Sekelompok orang yang mengganti lafaz azan - Image from https://www.youtube.com/Manlahobalaho
'Hayya alash sholah' diganti 'Haya alal jihad'
Ketua MUI menegur sejumlah orang yang seenaknya sendiri mengganti lafaz adzan dengan ajakan jihad. Sebab ibadah tersebut bersifat taufiqi dan juga makna jihad yang sering disalahpahami.
Baru-baru ini sednag viral di masyarakat soal ulah sejumlah orang yang melakukan azan jihad. Jadi ada salah satu lafaz azan yang diganti dengan ajakan untuk berjihad.
Hal tersebut membuat Ketua MUI KH Cholil Nafis bereaksi keras. Dia menegur mereka yang mengubah redaksi azan dengan kata jihad dan menjelaskan bahwa hal itu tak pernah diajarkan Rasulullah SAW.
"Rasulullah, Nabi Muhammad SAW tak pernah mengubah redaksi azan. Bahkan saat perangpun tak ada redaksi azan yang diubah," kata Cholil Nafis, pada Selasa (1/12).
Ia juga menegaskan bahwa redaksi azan tak boleh diubah jadi ajakan jihad. "Redaksi azan itu tak boleh diubah menjadi ajakan jihad.
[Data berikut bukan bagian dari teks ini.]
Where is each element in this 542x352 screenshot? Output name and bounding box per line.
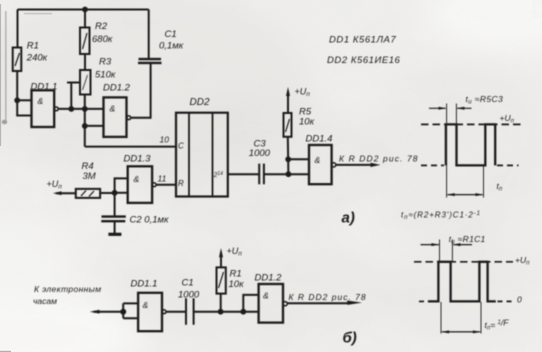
- resistor R3: [80, 70, 91, 95]
- wire C2 to ground: [114, 221, 116, 233]
- IC DD2 divider 2: [212, 113, 214, 197]
- svg-text:DD1.2: DD1.2: [255, 273, 283, 284]
- waveform b high dashed: [414, 261, 513, 263]
- svg-text:C1: C1: [182, 278, 194, 289]
- svg-text:10к: 10к: [299, 117, 315, 128]
- svg-text:10к: 10к: [229, 279, 245, 290]
- scan edge artifact left: [0, 4, 1, 146]
- wire to clock arrow: [94, 311, 124, 313]
- svg-text:часам: часам: [33, 296, 57, 306]
- resistor R5: [284, 113, 292, 137]
- svg-text:К R DD2 рис. 78: К R DD2 рис. 78: [339, 154, 419, 164]
- node DD1.2b tie: [240, 309, 246, 315]
- wire +Up arrow to R4: [56, 192, 76, 194]
- svg-text:10: 10: [160, 135, 170, 145]
- wire DD2 output: [228, 173, 259, 175]
- gate DD1.3: [128, 166, 152, 203]
- svg-text:С2 0,1мк: С2 0,1мк: [130, 215, 170, 226]
- wire faint left feedback: [5, 11, 7, 120]
- dim tp b arrows: [442, 331, 480, 333]
- wire DD1.3 output to DD2 pin 11: [156, 184, 176, 186]
- IC DD2: [176, 113, 228, 197]
- svg-text:1000: 1000: [249, 148, 271, 159]
- svg-text:DD1.2: DD1.2: [103, 83, 131, 94]
- wire DD1.1 output: [58, 108, 103, 110]
- svg-text:R3: R3: [99, 57, 112, 68]
- capacitor C2: [101, 217, 126, 222]
- svg-text:DD1.4: DD1.4: [306, 134, 333, 145]
- wire R2 top: [84, 10, 86, 28]
- wire tap to R3: [67, 83, 80, 109]
- wire DD1.1 lower input: [17, 100, 31, 115]
- waveform a low dashed right: [497, 164, 519, 166]
- wire DD1.3 lower input: [115, 192, 128, 194]
- capacitor C1: [138, 59, 162, 63]
- wire DD1.2b output arrow: [287, 302, 348, 304]
- wire top rail: [18, 9, 149, 11]
- resistor R1b: [217, 267, 226, 293]
- gate DD1.4 output bubble: [332, 163, 336, 167]
- waveform b low dashed right: [498, 300, 514, 302]
- wire C1 top: [148, 10, 150, 60]
- waveform a low dashed left: [421, 164, 444, 166]
- wire node to C2: [114, 193, 116, 217]
- svg-text:&: &: [110, 104, 116, 114]
- power +Up arrow b: [220, 254, 222, 267]
- svg-text:К R DD2 рис. 78: К R DD2 рис. 78: [289, 292, 367, 302]
- node A: [68, 106, 74, 112]
- node DD1.1 input: [14, 97, 20, 103]
- gate DD1.2b: [259, 284, 283, 323]
- dim tp arrows: [448, 194, 483, 196]
- svg-text:0,1мк: 0,1мк: [159, 41, 184, 52]
- node R4/DD1.3: [112, 190, 118, 196]
- svg-text:1000: 1000: [178, 290, 200, 301]
- svg-text:R1: R1: [27, 41, 39, 52]
- wire DD1.4 output arrow: [336, 164, 372, 166]
- node top rail junction: [82, 7, 88, 13]
- svg-text:DD1.3: DD1.3: [124, 154, 152, 165]
- svg-text:&: &: [263, 291, 269, 301]
- dim tu arrows: [429, 107, 472, 109]
- svg-text:C: C: [178, 142, 184, 151]
- svg-text:DD2: DD2: [190, 97, 210, 108]
- node DD1.2 lower input: [82, 123, 88, 129]
- node R1b: [218, 309, 224, 315]
- node C3/R5: [286, 171, 292, 177]
- svg-text:а): а): [342, 210, 355, 227]
- wire R4 to node: [100, 192, 115, 194]
- wire DD1.2 output to C1: [131, 63, 151, 117]
- gate DD1.3 output bubble: [152, 183, 156, 187]
- dim tu b arrows: [421, 244, 473, 246]
- svg-text:&: &: [315, 155, 321, 165]
- waveform a high dashed: [421, 123, 521, 125]
- gate DD1.2b output bubble: [283, 302, 287, 306]
- svg-text:R: R: [178, 179, 184, 188]
- ground: [108, 233, 121, 236]
- gate DD1.1b: [138, 293, 162, 331]
- wire DD1.4 upper input: [288, 158, 309, 160]
- svg-text:0: 0: [517, 295, 522, 305]
- wire DD1.2 lower input: [85, 125, 104, 127]
- gate DD1.2: [104, 97, 127, 136]
- svg-text:tи ≈R1C1: tи ≈R1C1: [449, 234, 486, 246]
- wire R1b bottom: [220, 294, 222, 312]
- gate DD1.2 output bubble: [127, 116, 131, 120]
- node b input: [120, 309, 126, 315]
- power +Up arrow: [287, 93, 289, 113]
- gate DD1.4: [309, 145, 332, 184]
- IC DD2 divider 1: [188, 113, 190, 197]
- node R5/DD1.4: [285, 156, 291, 162]
- svg-text:R2: R2: [95, 21, 108, 32]
- scan edge artifact bottom-left: [0, 351, 11, 352]
- svg-text:R1: R1: [230, 269, 242, 280]
- gate DD1.1 output bubble: [54, 107, 58, 111]
- svg-text:11: 11: [158, 174, 167, 184]
- wire DD1.1b input tie: [123, 303, 138, 318]
- wire to DD2 pin 10: [85, 146, 176, 148]
- wire DD1.3 upper input: [115, 178, 128, 192]
- svg-text:3М: 3М: [83, 171, 96, 182]
- wire C3 to DD1.4: [264, 173, 309, 175]
- waveform a pulses: [446, 124, 495, 165]
- wire DD1.1b output: [166, 311, 186, 313]
- wire C1b to DD1.2b: [194, 311, 259, 313]
- wire shadow artifact: [24, 13, 52, 15]
- gate DD1.1b output bubble: [162, 310, 166, 314]
- resistor R4: [76, 189, 100, 198]
- waveform b low dashed left: [419, 300, 426, 302]
- svg-text:tи ≈R5C3: tи ≈R5C3: [466, 94, 504, 106]
- svg-text:&: &: [143, 300, 149, 310]
- svg-text:б): б): [343, 330, 357, 347]
- wire DD1.1 upper input: [17, 99, 31, 101]
- scan smudge top-right: [536, 3, 542, 13]
- svg-text:510к: 510к: [95, 70, 116, 81]
- svg-text:240к: 240к: [26, 53, 48, 64]
- svg-text:680к: 680к: [92, 34, 113, 45]
- svg-text:DD1.1: DD1.1: [131, 279, 158, 290]
- dim tu b extension lines: [440, 240, 453, 263]
- capacitor C1b: [186, 298, 194, 324]
- gate DD1.1: [32, 90, 55, 127]
- wire top-left corner down to R1: [17, 10, 19, 48]
- dim tp b extension lines: [441, 302, 481, 334]
- svg-text:&: &: [38, 96, 44, 106]
- dim tu extension lines: [447, 104, 484, 198]
- wire R1 bottom: [16, 71, 18, 100]
- waveform b pulses: [428, 262, 496, 302]
- wire DD1.2b upper input: [243, 295, 258, 312]
- node B: [82, 106, 88, 112]
- svg-text:tп≈(R2+R3')C1·2-1: tп≈(R2+R3')C1·2-1: [401, 211, 481, 222]
- capacitor C3: [259, 164, 264, 185]
- svg-text:&: &: [134, 174, 140, 184]
- resistor R1: [13, 48, 22, 72]
- resistor R2: [80, 28, 90, 55]
- wire R5 bottom: [287, 137, 290, 174]
- svg-text:DD1.1: DD1.1: [31, 82, 58, 93]
- svg-text:C1: C1: [165, 29, 177, 40]
- wire R2-R3: [84, 54, 86, 70]
- svg-text:DD2 К561ИЕ16: DD2 К561ИЕ16: [327, 55, 401, 66]
- svg-text:К электронным: К электронным: [34, 284, 101, 294]
- svg-text:DD1 К561ЛА7: DD1 К561ЛА7: [329, 35, 396, 46]
- wire R3 bottom down: [84, 95, 86, 147]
Karena itu ibadah yang sifatnya tauqifi," KH Cholil Nafis
Ibadah yang sifatnya taufiqi atau dikenal dengan sebutan taufiqiyah adalah sesuatu yang hanya bisa ditetapkan berdasarkan pada dalil syari’i. Sehingga tidak berlaku ijtihad melainkan hanya dengan Al Quran dan Sunnah saja.
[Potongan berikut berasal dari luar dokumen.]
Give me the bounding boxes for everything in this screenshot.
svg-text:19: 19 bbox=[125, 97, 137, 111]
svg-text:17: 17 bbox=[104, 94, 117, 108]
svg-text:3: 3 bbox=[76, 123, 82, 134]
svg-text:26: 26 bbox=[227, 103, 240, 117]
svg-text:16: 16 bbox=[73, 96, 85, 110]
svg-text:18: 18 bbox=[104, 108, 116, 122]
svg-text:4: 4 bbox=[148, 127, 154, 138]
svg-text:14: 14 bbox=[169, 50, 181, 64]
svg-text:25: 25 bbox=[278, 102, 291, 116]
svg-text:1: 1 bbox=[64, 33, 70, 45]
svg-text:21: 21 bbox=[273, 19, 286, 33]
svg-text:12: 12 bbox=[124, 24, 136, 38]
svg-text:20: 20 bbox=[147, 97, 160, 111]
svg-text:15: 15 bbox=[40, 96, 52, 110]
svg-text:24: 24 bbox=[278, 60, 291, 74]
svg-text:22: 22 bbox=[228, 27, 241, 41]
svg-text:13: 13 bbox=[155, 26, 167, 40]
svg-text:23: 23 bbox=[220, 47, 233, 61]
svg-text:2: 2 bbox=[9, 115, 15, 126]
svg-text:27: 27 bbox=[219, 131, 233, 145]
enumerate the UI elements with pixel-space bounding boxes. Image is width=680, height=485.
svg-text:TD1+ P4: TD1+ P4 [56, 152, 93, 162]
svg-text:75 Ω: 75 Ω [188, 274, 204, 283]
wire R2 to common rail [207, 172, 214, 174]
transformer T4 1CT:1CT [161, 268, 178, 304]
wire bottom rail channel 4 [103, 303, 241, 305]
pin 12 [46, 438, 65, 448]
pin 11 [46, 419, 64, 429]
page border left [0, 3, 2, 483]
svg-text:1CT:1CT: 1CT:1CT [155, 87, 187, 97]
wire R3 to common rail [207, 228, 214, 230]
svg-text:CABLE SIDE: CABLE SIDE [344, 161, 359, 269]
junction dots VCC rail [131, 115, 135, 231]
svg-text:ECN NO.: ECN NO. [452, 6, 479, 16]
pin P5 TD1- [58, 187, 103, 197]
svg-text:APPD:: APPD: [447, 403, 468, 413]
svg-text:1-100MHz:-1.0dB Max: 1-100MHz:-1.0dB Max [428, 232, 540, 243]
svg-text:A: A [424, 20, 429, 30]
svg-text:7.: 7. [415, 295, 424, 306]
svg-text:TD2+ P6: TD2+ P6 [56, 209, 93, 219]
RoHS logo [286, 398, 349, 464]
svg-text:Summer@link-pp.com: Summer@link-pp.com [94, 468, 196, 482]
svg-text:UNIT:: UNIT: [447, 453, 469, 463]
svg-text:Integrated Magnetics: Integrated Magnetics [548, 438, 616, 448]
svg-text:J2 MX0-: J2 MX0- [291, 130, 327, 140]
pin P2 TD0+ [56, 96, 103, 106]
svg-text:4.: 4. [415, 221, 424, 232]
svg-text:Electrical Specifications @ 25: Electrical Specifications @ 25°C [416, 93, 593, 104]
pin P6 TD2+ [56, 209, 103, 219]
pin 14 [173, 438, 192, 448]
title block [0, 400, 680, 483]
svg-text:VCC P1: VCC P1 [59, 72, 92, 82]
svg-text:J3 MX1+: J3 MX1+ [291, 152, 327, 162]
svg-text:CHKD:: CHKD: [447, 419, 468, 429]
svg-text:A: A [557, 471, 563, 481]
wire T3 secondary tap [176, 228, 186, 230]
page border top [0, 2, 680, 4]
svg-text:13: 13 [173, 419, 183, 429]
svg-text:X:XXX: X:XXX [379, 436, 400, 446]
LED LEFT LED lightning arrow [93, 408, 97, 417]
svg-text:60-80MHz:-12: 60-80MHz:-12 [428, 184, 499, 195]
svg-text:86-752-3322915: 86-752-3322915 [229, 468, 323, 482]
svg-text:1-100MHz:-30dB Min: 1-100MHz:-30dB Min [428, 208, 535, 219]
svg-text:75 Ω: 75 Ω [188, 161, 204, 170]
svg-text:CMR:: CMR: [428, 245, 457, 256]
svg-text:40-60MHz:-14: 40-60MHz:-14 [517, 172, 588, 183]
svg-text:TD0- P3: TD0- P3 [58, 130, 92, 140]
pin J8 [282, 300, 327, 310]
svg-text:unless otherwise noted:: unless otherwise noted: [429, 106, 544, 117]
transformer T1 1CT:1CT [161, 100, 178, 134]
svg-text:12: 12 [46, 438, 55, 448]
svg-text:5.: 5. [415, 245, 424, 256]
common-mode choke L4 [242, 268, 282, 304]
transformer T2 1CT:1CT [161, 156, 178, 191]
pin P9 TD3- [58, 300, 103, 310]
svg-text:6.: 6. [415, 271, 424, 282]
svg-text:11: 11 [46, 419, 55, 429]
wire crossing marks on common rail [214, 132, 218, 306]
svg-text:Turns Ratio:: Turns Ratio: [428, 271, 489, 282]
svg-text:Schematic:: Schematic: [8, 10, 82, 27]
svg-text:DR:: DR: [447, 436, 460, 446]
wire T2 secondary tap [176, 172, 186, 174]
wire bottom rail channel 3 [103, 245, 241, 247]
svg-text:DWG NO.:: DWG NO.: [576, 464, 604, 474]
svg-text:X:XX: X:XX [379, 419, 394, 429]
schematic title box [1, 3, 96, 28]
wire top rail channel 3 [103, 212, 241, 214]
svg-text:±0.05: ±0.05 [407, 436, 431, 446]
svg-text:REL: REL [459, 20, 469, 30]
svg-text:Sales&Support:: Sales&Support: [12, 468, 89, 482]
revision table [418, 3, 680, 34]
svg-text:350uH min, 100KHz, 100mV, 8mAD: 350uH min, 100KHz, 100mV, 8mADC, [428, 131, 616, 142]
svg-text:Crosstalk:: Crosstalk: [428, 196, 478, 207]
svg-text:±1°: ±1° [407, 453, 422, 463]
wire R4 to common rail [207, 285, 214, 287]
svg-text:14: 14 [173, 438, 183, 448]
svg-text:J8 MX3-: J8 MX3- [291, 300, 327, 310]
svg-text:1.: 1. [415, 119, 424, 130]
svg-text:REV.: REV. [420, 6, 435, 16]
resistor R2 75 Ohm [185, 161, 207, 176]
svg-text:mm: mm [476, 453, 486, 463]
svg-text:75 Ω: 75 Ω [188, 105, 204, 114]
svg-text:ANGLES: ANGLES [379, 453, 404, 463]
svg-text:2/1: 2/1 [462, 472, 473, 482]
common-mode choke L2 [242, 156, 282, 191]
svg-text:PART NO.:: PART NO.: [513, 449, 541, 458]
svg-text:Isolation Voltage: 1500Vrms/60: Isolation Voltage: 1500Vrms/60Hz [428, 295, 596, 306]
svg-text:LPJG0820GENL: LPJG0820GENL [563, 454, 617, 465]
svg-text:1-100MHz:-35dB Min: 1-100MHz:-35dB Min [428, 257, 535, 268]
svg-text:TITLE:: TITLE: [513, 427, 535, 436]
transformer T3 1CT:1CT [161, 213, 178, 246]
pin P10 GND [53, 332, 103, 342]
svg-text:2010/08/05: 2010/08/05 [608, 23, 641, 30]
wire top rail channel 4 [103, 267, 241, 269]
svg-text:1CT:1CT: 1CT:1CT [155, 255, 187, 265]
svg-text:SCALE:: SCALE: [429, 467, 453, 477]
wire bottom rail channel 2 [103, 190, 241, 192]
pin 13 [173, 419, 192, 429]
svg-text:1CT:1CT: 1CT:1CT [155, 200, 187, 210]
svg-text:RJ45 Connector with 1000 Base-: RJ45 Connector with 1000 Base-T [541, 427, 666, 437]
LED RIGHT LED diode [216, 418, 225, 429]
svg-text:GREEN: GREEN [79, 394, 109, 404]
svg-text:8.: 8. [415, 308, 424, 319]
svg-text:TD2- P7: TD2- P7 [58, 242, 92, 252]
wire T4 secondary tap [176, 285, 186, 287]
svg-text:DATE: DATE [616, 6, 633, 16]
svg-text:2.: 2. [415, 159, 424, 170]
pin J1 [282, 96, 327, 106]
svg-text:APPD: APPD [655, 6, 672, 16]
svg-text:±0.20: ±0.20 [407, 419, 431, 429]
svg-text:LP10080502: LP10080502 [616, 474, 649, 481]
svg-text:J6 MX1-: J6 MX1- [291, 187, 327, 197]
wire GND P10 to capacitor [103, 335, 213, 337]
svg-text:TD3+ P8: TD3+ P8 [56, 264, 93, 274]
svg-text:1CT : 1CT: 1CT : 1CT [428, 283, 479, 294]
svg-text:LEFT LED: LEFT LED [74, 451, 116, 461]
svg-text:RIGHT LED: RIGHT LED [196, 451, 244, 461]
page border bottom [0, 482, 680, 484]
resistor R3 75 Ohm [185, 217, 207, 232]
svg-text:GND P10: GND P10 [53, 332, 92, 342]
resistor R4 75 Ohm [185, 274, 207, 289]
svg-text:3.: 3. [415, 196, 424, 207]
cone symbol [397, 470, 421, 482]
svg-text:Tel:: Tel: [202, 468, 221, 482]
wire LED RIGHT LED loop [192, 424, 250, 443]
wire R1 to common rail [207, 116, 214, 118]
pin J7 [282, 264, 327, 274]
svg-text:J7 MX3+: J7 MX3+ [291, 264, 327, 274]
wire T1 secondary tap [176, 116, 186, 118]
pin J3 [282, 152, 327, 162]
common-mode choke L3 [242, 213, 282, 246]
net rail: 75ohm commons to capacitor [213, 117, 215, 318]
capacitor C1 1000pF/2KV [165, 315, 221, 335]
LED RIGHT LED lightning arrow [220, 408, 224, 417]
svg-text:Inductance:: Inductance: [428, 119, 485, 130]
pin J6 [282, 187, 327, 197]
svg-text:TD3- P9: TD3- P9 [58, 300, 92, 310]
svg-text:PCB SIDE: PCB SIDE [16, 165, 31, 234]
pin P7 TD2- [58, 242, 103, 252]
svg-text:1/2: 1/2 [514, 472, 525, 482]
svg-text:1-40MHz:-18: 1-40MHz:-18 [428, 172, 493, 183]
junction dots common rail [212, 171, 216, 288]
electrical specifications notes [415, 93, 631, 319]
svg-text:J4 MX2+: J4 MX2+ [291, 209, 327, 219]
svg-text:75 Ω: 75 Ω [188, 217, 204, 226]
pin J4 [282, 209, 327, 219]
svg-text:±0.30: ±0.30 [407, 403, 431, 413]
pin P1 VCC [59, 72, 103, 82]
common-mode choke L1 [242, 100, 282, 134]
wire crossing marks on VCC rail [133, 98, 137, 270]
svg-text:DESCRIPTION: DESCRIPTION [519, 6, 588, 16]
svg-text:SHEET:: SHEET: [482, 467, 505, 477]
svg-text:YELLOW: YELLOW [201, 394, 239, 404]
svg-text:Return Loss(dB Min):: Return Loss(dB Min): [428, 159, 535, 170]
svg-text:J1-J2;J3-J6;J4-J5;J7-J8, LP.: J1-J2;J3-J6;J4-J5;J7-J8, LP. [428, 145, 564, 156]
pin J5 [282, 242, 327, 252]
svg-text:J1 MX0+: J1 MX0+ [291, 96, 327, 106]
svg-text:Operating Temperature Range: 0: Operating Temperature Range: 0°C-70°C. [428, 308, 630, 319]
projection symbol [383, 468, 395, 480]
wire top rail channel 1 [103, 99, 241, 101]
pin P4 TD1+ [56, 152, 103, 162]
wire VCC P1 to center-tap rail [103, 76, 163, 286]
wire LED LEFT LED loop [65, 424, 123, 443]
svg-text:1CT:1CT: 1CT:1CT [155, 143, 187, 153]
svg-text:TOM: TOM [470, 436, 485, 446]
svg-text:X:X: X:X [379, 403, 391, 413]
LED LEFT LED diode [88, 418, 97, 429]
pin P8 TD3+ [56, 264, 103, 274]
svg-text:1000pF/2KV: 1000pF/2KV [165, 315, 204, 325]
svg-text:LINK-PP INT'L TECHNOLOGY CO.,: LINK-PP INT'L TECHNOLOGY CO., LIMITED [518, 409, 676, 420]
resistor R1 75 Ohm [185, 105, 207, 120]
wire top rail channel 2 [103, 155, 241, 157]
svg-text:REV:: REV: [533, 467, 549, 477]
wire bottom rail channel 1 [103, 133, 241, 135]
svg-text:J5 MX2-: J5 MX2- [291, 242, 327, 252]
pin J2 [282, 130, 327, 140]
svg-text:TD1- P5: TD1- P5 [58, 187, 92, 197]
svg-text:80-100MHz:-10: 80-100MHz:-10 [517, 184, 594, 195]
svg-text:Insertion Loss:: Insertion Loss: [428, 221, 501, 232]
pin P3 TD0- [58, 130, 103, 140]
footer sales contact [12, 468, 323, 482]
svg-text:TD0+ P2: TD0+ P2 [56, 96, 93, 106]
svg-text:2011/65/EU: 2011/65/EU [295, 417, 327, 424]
Pengasuh Ponpes Cendekia Amanah ini juga menerangkan bahwa azan itu sebenarnya panggilan untuk memberi tahu waktu salat dan melakukan salat jemaah di Masjid.
Meskipun, jelas dia, syariah masih menganjurkan kepada selain salat, seperti halnya sunah mengazani anak yang baru lahir atau saat jenazah diturunkan ke liang kubur.
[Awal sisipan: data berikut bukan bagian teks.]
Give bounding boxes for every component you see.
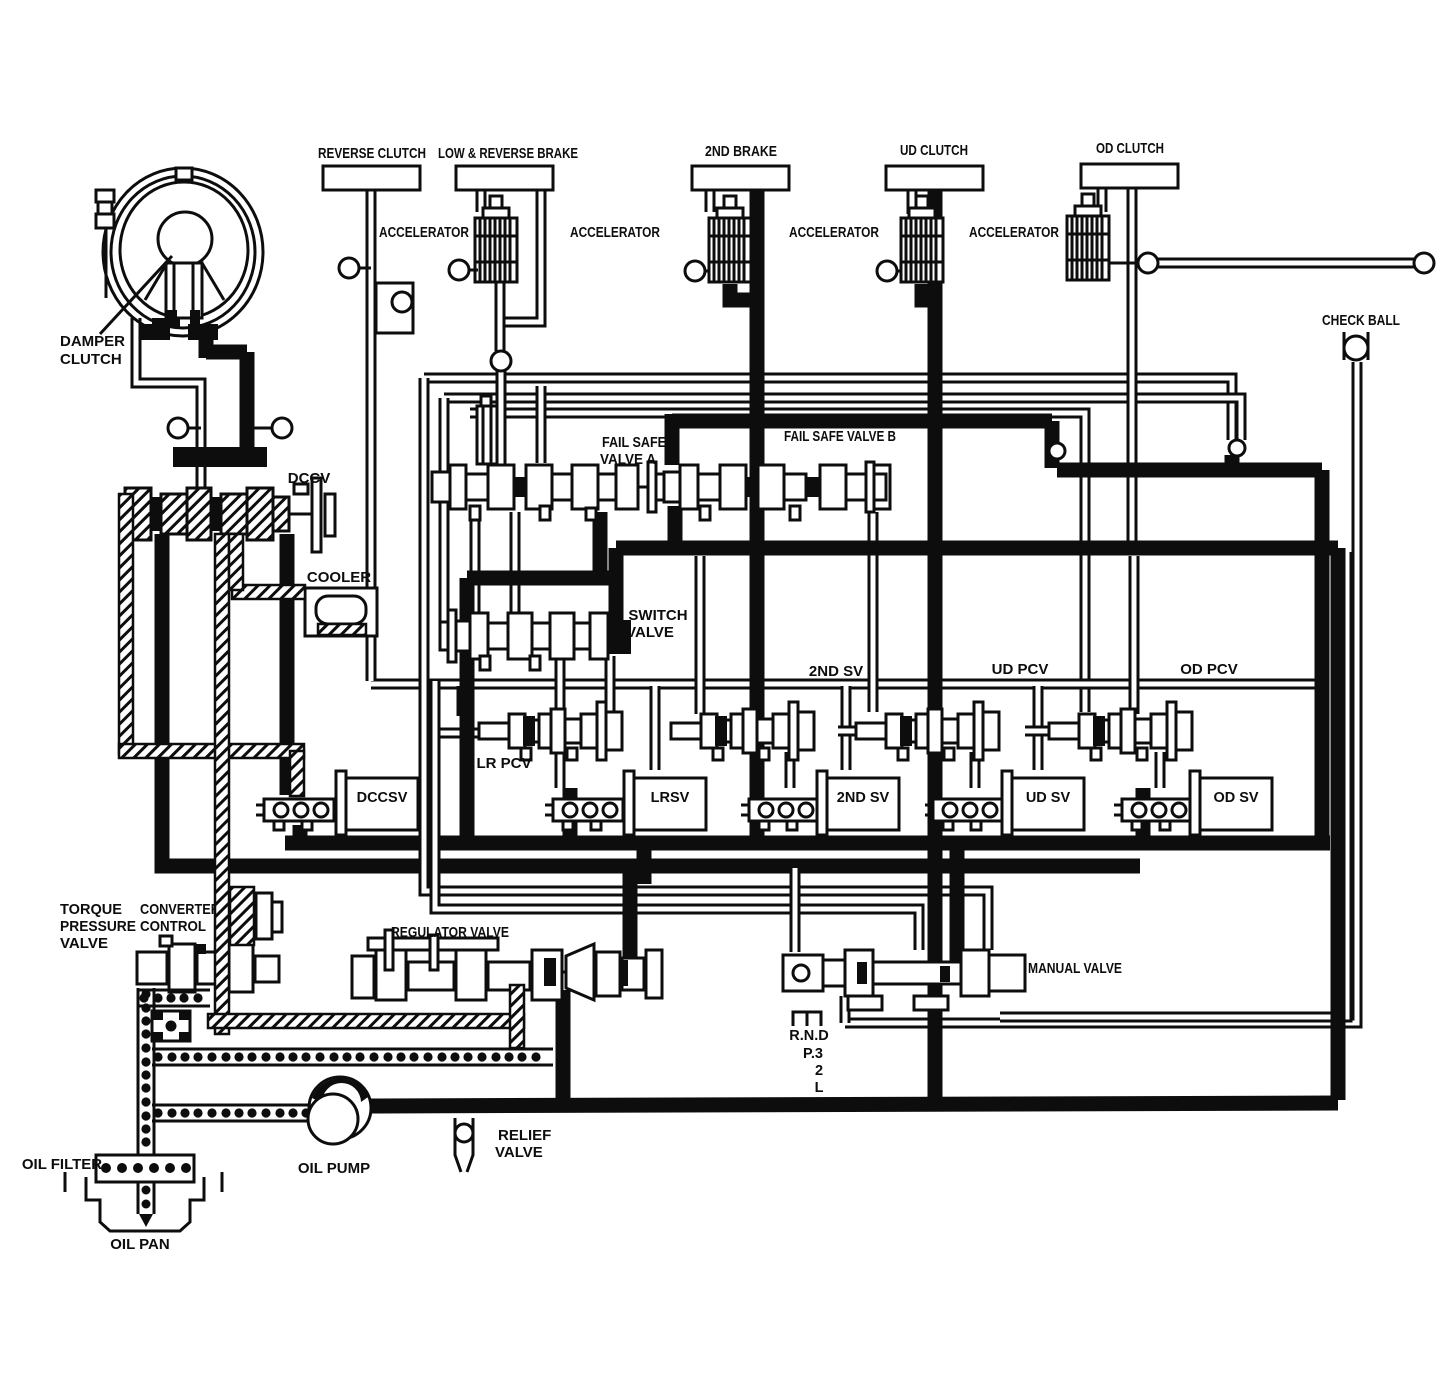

"Maka di zaman Rasulullah SAW pernah dilakukan penambahan atau perubahan redaksi azan manakala ada uzur yang menghalangi masyarakat datang ke Masjid, seperti hujan deras dan angin kencang. Azan diubah dengan pemberitahuan dalam redaksi azannya bahwa masyarakat diminta untuk salat di rumahnya," jelas Cholil yang kemudian membagikan hadits nabi.
Diriwayatkan Imam Buchori dalam hadits berikut ini:
روى البخاري (666) ، ومسلم (697) عَنْ نَافِع ، قَالَ : " أَذَّنَ ابْنُ عُمَرَ فِي لَيْلَةٍ بَارِدَةٍ بِضَجْنَانَ ، ثُمَّ قَالَ : صَلُّوا فِي رِحَالِكُمْ ، فَأَخْبَرَنَا أَنَّ رَسُولَ اللَّهِ صَلَّى اللهُ عَلَيْهِ وَسَلَّمَ كَانَ يَأْمُرُ مُؤَذِّنًا يُؤَذِّنُ ، ثُمَّ يَقُولُ عَلَى إِثْرِهِ : " أَلاَ صَلُّوا فِي الرِّحَالِ " فِي اللَّيْلَةِ البَارِدَةِ ، أَوِ المَطِيرَةِ ، فِي السَّفَرِ .
Dari Nafi' bahwa Ibnu Umar pernah mengumandangkan azan salat di malam yang sangat dingin dan berangin kencang, maka dalam azannya ia mengucapkan; 'Alaa sholluu fir rihaal (Ingatlah salat-lah kalian di persinggahan?) Kemudian katanya; Rasulullah SAW juga pernah memerintahkan mu'adzinnya setelah azan jika malam sangat dingin dan terjadi hujan lebat untuk mengucapkan; 'Alaa shalluu fir rihaal (Ingatlah salat-lah kalian di persinggahan?)"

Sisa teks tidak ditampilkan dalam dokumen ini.